TMW’s White argues that sourcing ethical promotions is set to increase – but he also warns that companies must ensure “they’ve thought the whole thing through”. She, too, highlights events surrounding Hindmarch’s “I am not a plastic bag” for Sainsbury’s. “In this case, the primary appeal to consumers is likely to have been exclusivity, but there’s no doubt consumers are becoming increasingly interested in the ethical and environmental background of products (whether they are purchases or freebies). Those businesses that recognise this with regard to sales promotions and, for instance, promote the greenness and fairness of their freebie on a covermount will, in these early days, create a real point of difference about their magazine and may well see increased sales as a result.”
The range of green gifts
Eco-incentives offers gifts from across the spectrum, and counts Sky among its clients, having ordered a range of bamboo computer products that are lead free and, except for electronic components, bio-degradable. Other suppliers offer clothes or stationery products made from recycled plastics and white goods. But more brands are getting in on the act in other ways. Technology giant Dell is enabling consumers to contribute to tree-planting schemes to offset their technology purchases.
Maxwell at Intelligent Marketing says those brands that succeed with green gifts are those that have earned the right to do so. Brands that live by their values must understand their audiences. “Living by your ‘green’ values means constantly reviewing your green process and procedures, and having integrity with suppliers, staff, and shareholders so they can become your eco-champions,” he says. “Only then will your customers believe your green gift is genuine.”
The green bandwagon is fast becoming a juggernaut, but it is clear that whatever your marketing activity, you must consider your motivations and actions carefully.
A word of warning: Green may be the new black, but consumers will not be drawn to a brand that simply appears to be conforming to fashion.

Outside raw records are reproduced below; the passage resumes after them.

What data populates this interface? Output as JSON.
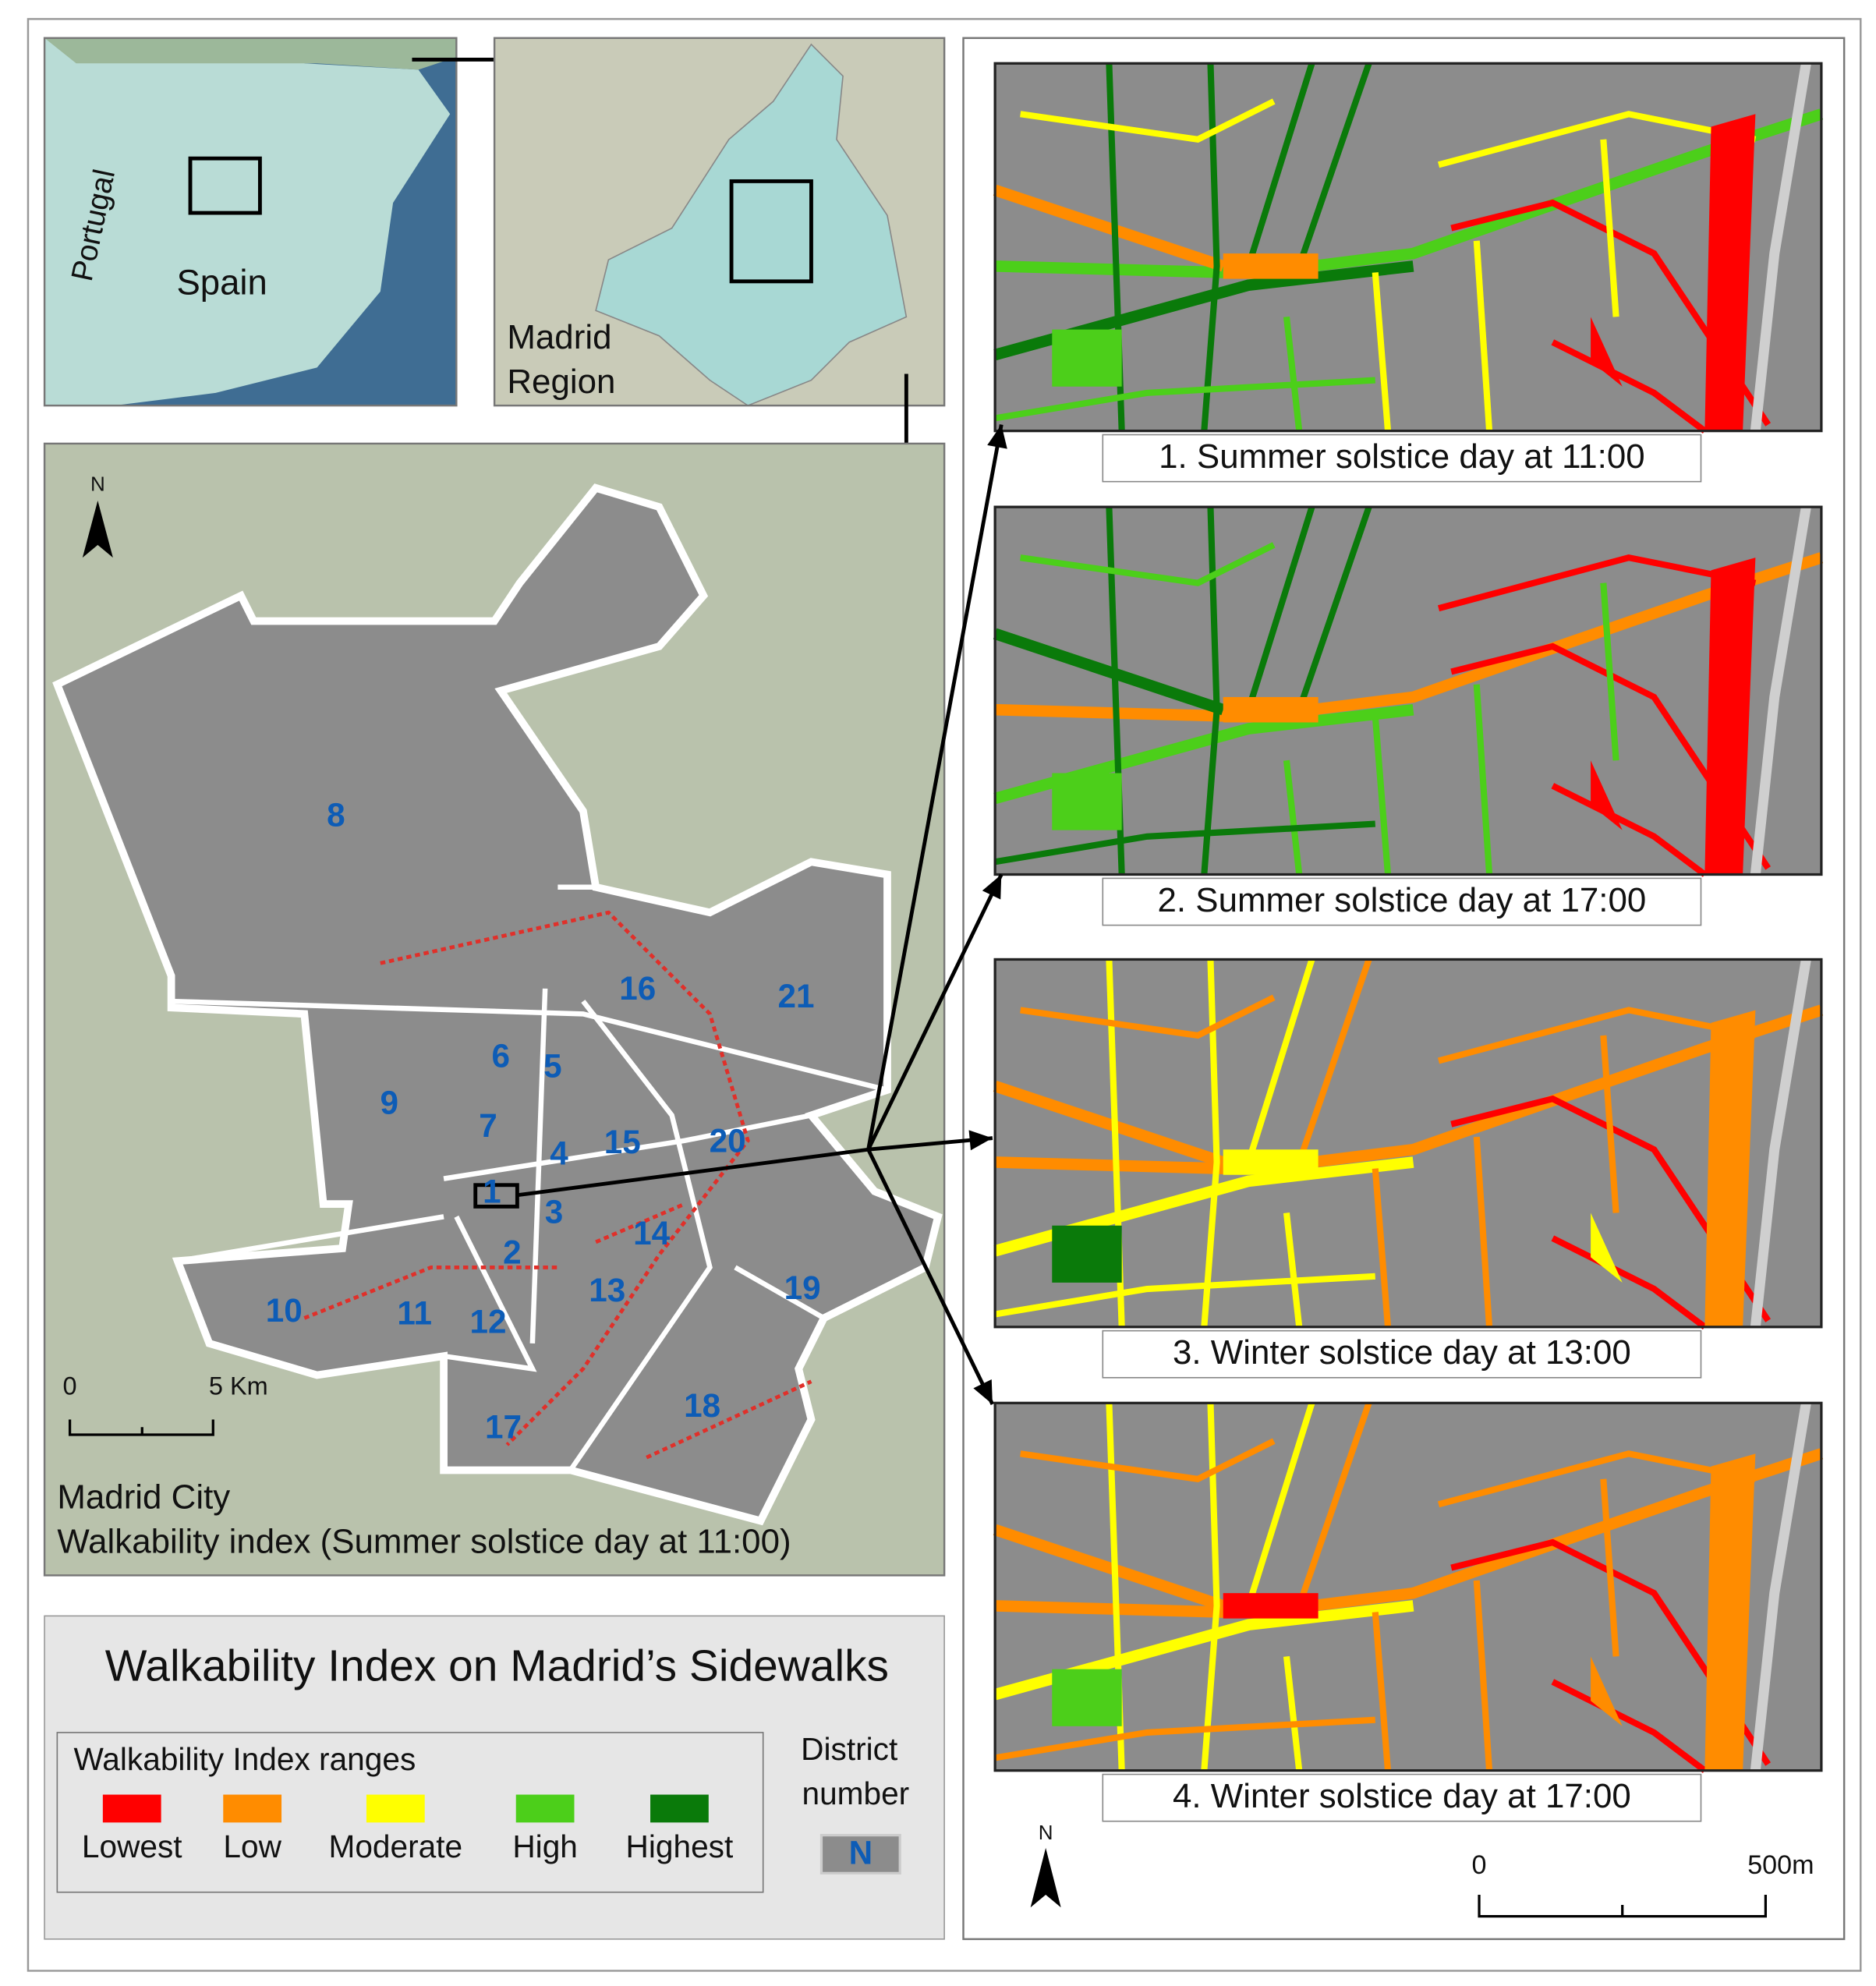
{
  "inset_spain": {
    "labels": [
      "Portugal",
      "Spain"
    ]
  },
  "inset_region": {
    "label_lines": [
      "Madrid",
      "Region"
    ]
  },
  "city_map": {
    "caption_lines": [
      "Madrid City",
      "Walkability index (Summer solstice day at 11:00)"
    ],
    "north": "N",
    "scale": [
      "0",
      "5 Km"
    ],
    "districts": [
      "8",
      "16",
      "21",
      "6",
      "5",
      "9",
      "7",
      "15",
      "20",
      "4",
      "1",
      "3",
      "14",
      "2",
      "19",
      "10",
      "11",
      "13",
      "12",
      "18",
      "17"
    ]
  },
  "panels": {
    "captions": [
      "1. Summer solstice day at 11:00",
      "2. Summer solstice day at 17:00",
      "3. Winter solstice day at 13:00",
      "4. Winter solstice day at 17:00"
    ],
    "north": "N",
    "scale": [
      "0",
      "500m"
    ]
  },
  "legend": {
    "title": "Walkability Index on Madrid’s Sidewalks",
    "ranges_title": "Walkability Index ranges",
    "ranges": [
      {
        "label": "Lowest",
        "color": "#ff0000"
      },
      {
        "label": "Low",
        "color": "#ff8c00"
      },
      {
        "label": "Moderate",
        "color": "#ffff00"
      },
      {
        "label": "High",
        "color": "#4ccf1a"
      },
      {
        "label": "Highest",
        "color": "#0a7a0a"
      }
    ],
    "district_title_lines": [
      "District",
      "number"
    ],
    "district_sample": "N"
  }
}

In areas that concern ethics, consumers want sincerity.
Case study: Honda
Its mission: To be a company that people want to exist
Honda has led the drive for a sustainable automotive future. It’s recognised the role of its staff in understanding what Honda stands for and how living the brand is fundamental to sales.
One of the challenges for Honda has been how to help dealers inspire customers and join their commitment to a “greener driving” lifestyle. To prove “The Power of Green”, Intelligent Marketing developed an integrated campaign to help Honda dealers “Thank” their new customers for buying a more sustainable form of motoring. Dealers usually give customers champagne or flowers when handing over a new car. Any alternative would have to be packaged as a celebratory gift in order to get dealer acceptance and achieve customer satisfaction. Nor could it cost dealers more than their traditional gift.
Honda’s “greener driving gift” was one month’s CarbonNeutral driving, meaning that harmful carbon dioxide emissions would be offset by supporting forestry and international community projects. The offer was presented to customers in a gift box including a certificate, car sticker and booklet with energy-saving tips and highlighting the importance of being environmentally aware. Inside was also a box of organic, fair-trade Green & Black’s chocolates and all materials were as sustainable as possible. Critical to success was providing online and offline campaigns to communicate the initiative to staff and prospective customers.
Dealers bought 3,000 gifts to give to new customers within the first month of launch and 10,000 were finally distributed within nine months. More than 35,000 customers had the opportunity to experience this gift. Honda knows you can’t buy loyalty with a “freebie” – to gain loyalty from your customers you have to demonstrate it to them.